CHROs are lowering their business forecasts for the year ahead of “persistent inflation and talent challenges” that seem to be lasting longer than anticipated, according to the latest CHRO Confidence Index from StrategicCHRO360.
The index retracted nearly 3% between the current quarter and the last as CHROs prepare for a longer than expected path to economic recovery. Overall, the index found that 35% of respondents expect conditions to improve over the next 12 months, and only 20% expect them to be worse in April 2024. Meanwhile, 46% don’t expect much change at all over the next 12-month period.
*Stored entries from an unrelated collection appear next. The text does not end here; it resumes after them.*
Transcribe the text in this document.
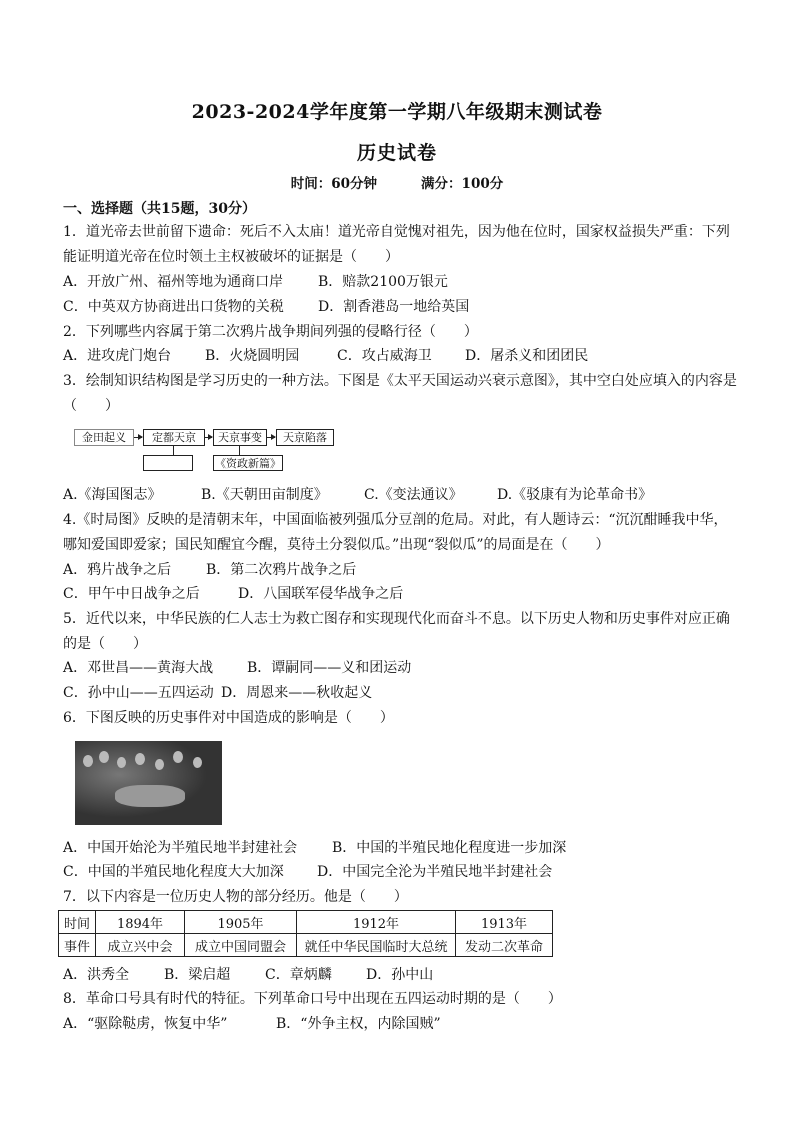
2023-2024学年度第一学期八年级期末测试卷
历史试卷
时间：60分钟	满分：100分
一、选择题（共15题，30分）
1．道光帝去世前留下遗命：死后不入太庙！道光帝自觉愧对祖先，因为他在位时，国家权益损失严重：下列
能证明道光帝在位时领土主权被破坏的证据是（　　）
A．开放广州、福州等地为通商口岸 B．赔款2100万银元
C．中英双方协商进出口货物的关税 D．割香港岛一地给英国
2．下列哪些内容属于第二次鸦片战争期间列强的侵略行径（　　）
A．进攻虎门炮台 B．火烧圆明园	C．攻占威海卫 D．屠杀义和团团民
3．绘制知识结构图是学习历史的一种方法。下图是《太平天国运动兴衰示意图》，其中空白处应填入的内容是
（　　）
金田起义	定都天京	天京事变	天京陷落
《资政新篇》
A.《海国图志》	B.《天朝田亩制度》	C.《变法通议》 D.《驳康有为论革命书》
4.《时局图》反映的是清朝末年，中国面临被列强瓜分豆剖的危局。对此，有人题诗云：“沉沉酣睡我中华，
哪知爱国即爱家；国民知醒宜今醒，莫待土分裂似瓜。”出现“裂似瓜”的局面是在（　　）
A．鸦片战争之后 B．第二次鸦片战争之后
C．甲午中日战争之后	D．八国联军侵华战争之后
5．近代以来，中华民族的仁人志士为救亡图存和实现现代化而奋斗不息。以下历史人物和历史事件对应正确
的是（　　）
A．邓世昌——黄海大战 B．谭嗣同——义和团运动
C．孙中山——五四运动 D．周恩来——秋收起义
6．下图反映的历史事件对中国造成的影响是（　　）
A．中国开始沦为半殖民地半封建社会 B．中国的半殖民地化程度进一步加深
C．中国的半殖民地化程度大大加深 D．中国完全沦为半殖民地半封建社会
7．以下内容是一位历史人物的部分经历。他是（　　）
时间	1894年	1905年	1912年	1913年
事件	成立兴中会	成立中国同盟会	就任中华民国临时大总统	发动二次革命
A．洪秀全 B．梁启超 C．章炳麟 D．孙中山
8．革命口号具有时代的特征。下列革命口号中出现在五四运动时期的是（　　）
A．“驱除鞑虏，恢复中华”	B．“外争主权，内除国贼”
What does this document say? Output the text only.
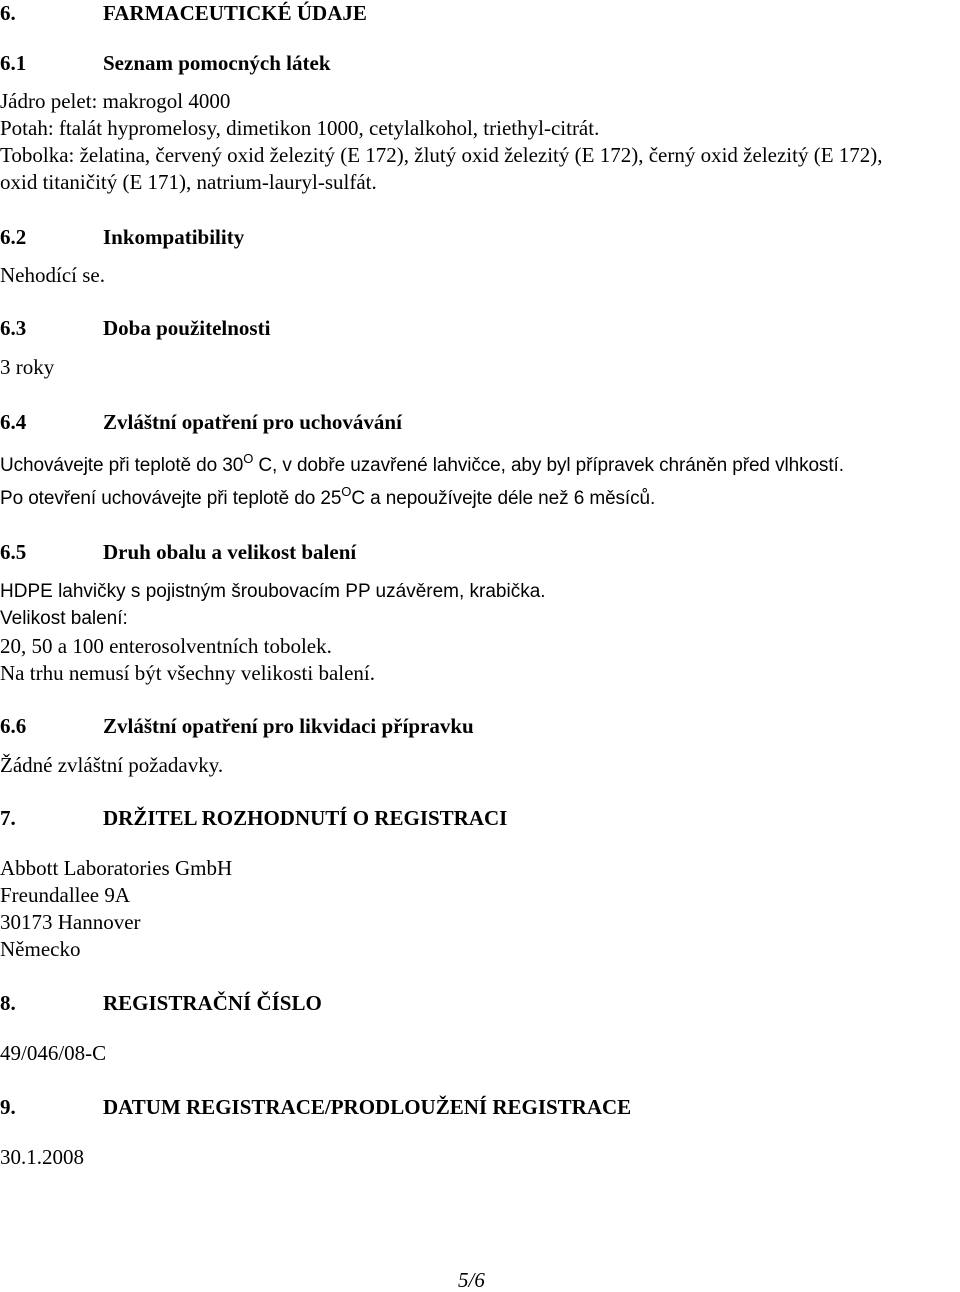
6.	FARMACEUTICKÉ ÚDAJE
6.1	Seznam pomocných látek
Jádro pelet: makrogol 4000
Potah: ftalát hypromelosy, dimetikon 1000, cetylalkohol, triethyl-citrát.
Tobolka: želatina, červený oxid železitý (E 172), žlutý oxid železitý (E 172), černý oxid železitý (E 172),
oxid titaničitý (E 171), natrium-lauryl-sulfát.
6.2	Inkompatibility
Nehodící se.
6.3	Doba použitelnosti
3 roky
6.4	Zvláštní opatření pro uchovávání
Uchovávejte při teplotě do $30^O$ C, v dobře uzavřené lahvičce, aby byl přípravek chráněn před vlhkostí.
Po otevření uchovávejte při teplotě do $25^OC$ a nepoužívejte déle než 6 měsíců.
6.5	Druh obalu a velikost balení
HDPE lahvičky s pojistným šroubovacím PP uzávěrem, krabička.
Velikost balení:
20, 50 a 100 enterosolventních tobolek.
Na trhu nemusí být všechny velikosti balení.
6.6	Zvláštní opatření pro likvidaci přípravku
Žádné zvláštní požadavky.
7.	DRŽITEL ROZHODNUTÍ O REGISTRACI
Abbott Laboratories GmbH
Freundallee 9A
30173 Hannover
Německo
8.	REGISTRAČNÍ ČÍSLO
49/046/08-C
9.	DATUM REGISTRACE/PRODLOUŽENÍ REGISTRACE
30.1.2008
5/6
The company said its CHRO forecast is rooted in what the executives see as a slower-than-anticipated turnaround of the economy and how that will translate for organizations, as opposed to doubt of recovery. Many respondents said that although they face economic issues, they are still experiencing strong growth and demand.
Revenue, Wages and More
The Confidence Index found that fewer CHROs expect an increase in profits over the next year. However, the forecast for revenues remained mostly the same, with expected growth dropping only by one percentage point.
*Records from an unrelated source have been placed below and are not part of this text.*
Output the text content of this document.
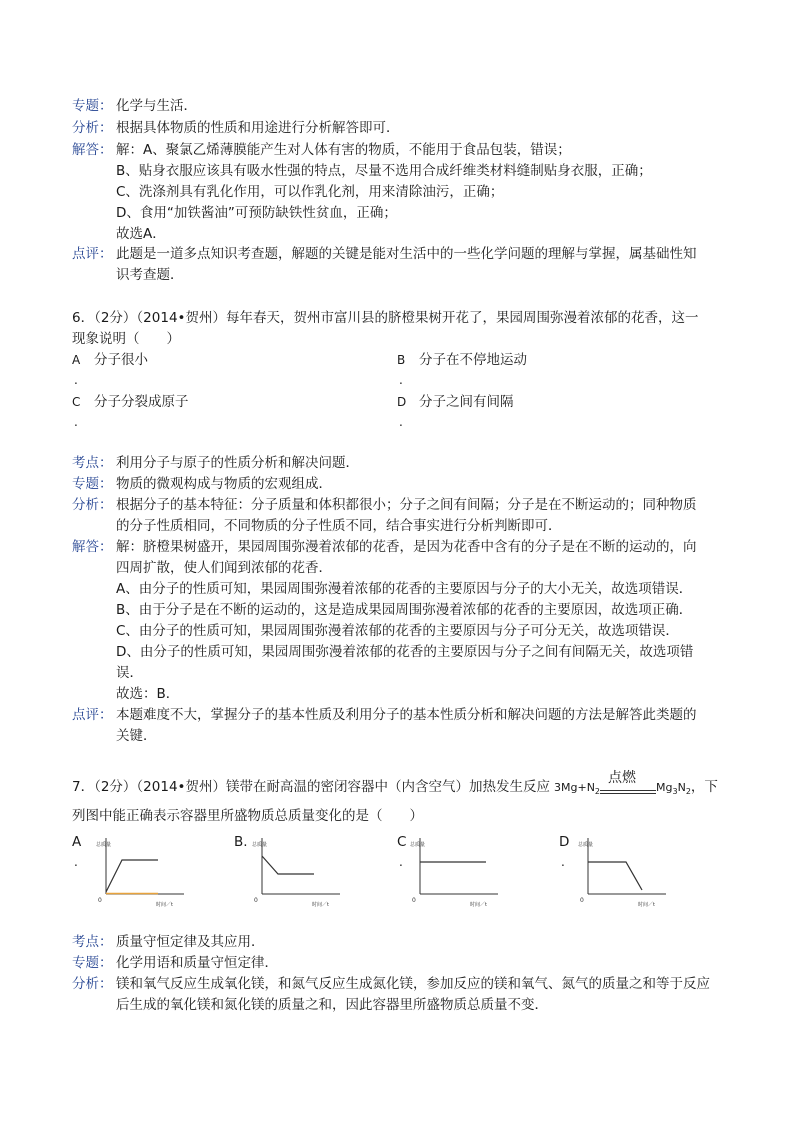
专题： 化学与生活．
分析： 根据具体物质的性质和用途进行分析解答即可．
解答： 解：A、聚氯乙烯薄膜能产生对人体有害的物质，不能用于食品包装，错误；
B、贴身衣服应该具有吸水性强的特点，尽量不选用合成纤维类材料缝制贴身衣服，正确；
C、洗涤剂具有乳化作用，可以作乳化剂，用来清除油污，正确；
D、食用“加铁酱油”可预防缺铁性贫血，正确；
故选A．
点评： 此题是一道多点知识考查题，解题的关键是能对生活中的一些化学问题的理解与掌握，属基础性知
识考查题．
6．（2分）（2014•贺州）每年春天，贺州市富川县的脐橙果树开花了，果园周围弥漫着浓郁的花香，这一
现象说明（　　）
A 分子很小
.
B 分子在不停地运动
.
C 分子分裂成原子
.
D 分子之间有间隔
.
考点： 利用分子与原子的性质分析和解决问题．
专题： 物质的微观构成与物质的宏观组成．
分析： 根据分子的基本特征：分子质量和体积都很小；分子之间有间隔；分子是在不断运动的；同种物质
的分子性质相同，不同物质的分子性质不同，结合事实进行分析判断即可．
解答： 解：脐橙果树盛开，果园周围弥漫着浓郁的花香，是因为花香中含有的分子是在不断的运动的，向
四周扩散，使人们闻到浓郁的花香．
A、由分子的性质可知，果园周围弥漫着浓郁的花香的主要原因与分子的大小无关，故选项错误．
B、由于分子是在不断的运动的，这是造成果园周围弥漫着浓郁的花香的主要原因，故选项正确．
C、由分子的性质可知，果园周围弥漫着浓郁的花香的主要原因与分子可分无关，故选项错误．
D、由分子的性质可知，果园周围弥漫着浓郁的花香的主要原因与分子之间有间隔无关，故选项错
误．
故选：B．
点评： 本题难度不大，掌握分子的基本性质及利用分子的基本性质分析和解决问题的方法是解答此类题的
关键．
7．（2分）（2014•贺州）镁带在耐高温的密闭容器中（内含空气）加热发生反应 $3Mg+N_2$
点燃
$Mg_3N_2$，下
列图中能正确表示容器里所盛物质总质量变化的是（　　）
A
.
总质量
0
时间／t
B. 总质量
0
时间／t
C
.
总质量
0
时间／t
D
.
总质量
0
时间／t
考点： 质量守恒定律及其应用．
专题： 化学用语和质量守恒定律．
分析： 镁和氧气反应生成氧化镁，和氮气反应生成氮化镁，参加反应的镁和氧气、氮气的质量之和等于反应
后生成的氧化镁和氮化镁的质量之和，因此容器里所盛物质总质量不变．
At the same time, StrategicCHRO360 saw that fewer CHROs this quarter said they expected wages and the overall cost of labor to continue to increase over the next 12 months, at 76% and 84% respectively, compared to 86% for both measures last quarter.
Over the course of the next year, about 58% of CHROs still anticipate an increase in headcount. However, the proportion of those expecting to pause — or even cut — their workforce-related investments went up in as well during the quarter. Currently, 9% of the CHRO respondents expect to cut back as opposed to the 4% that was reported in January. Some 32% said they’re not planning on making many changes.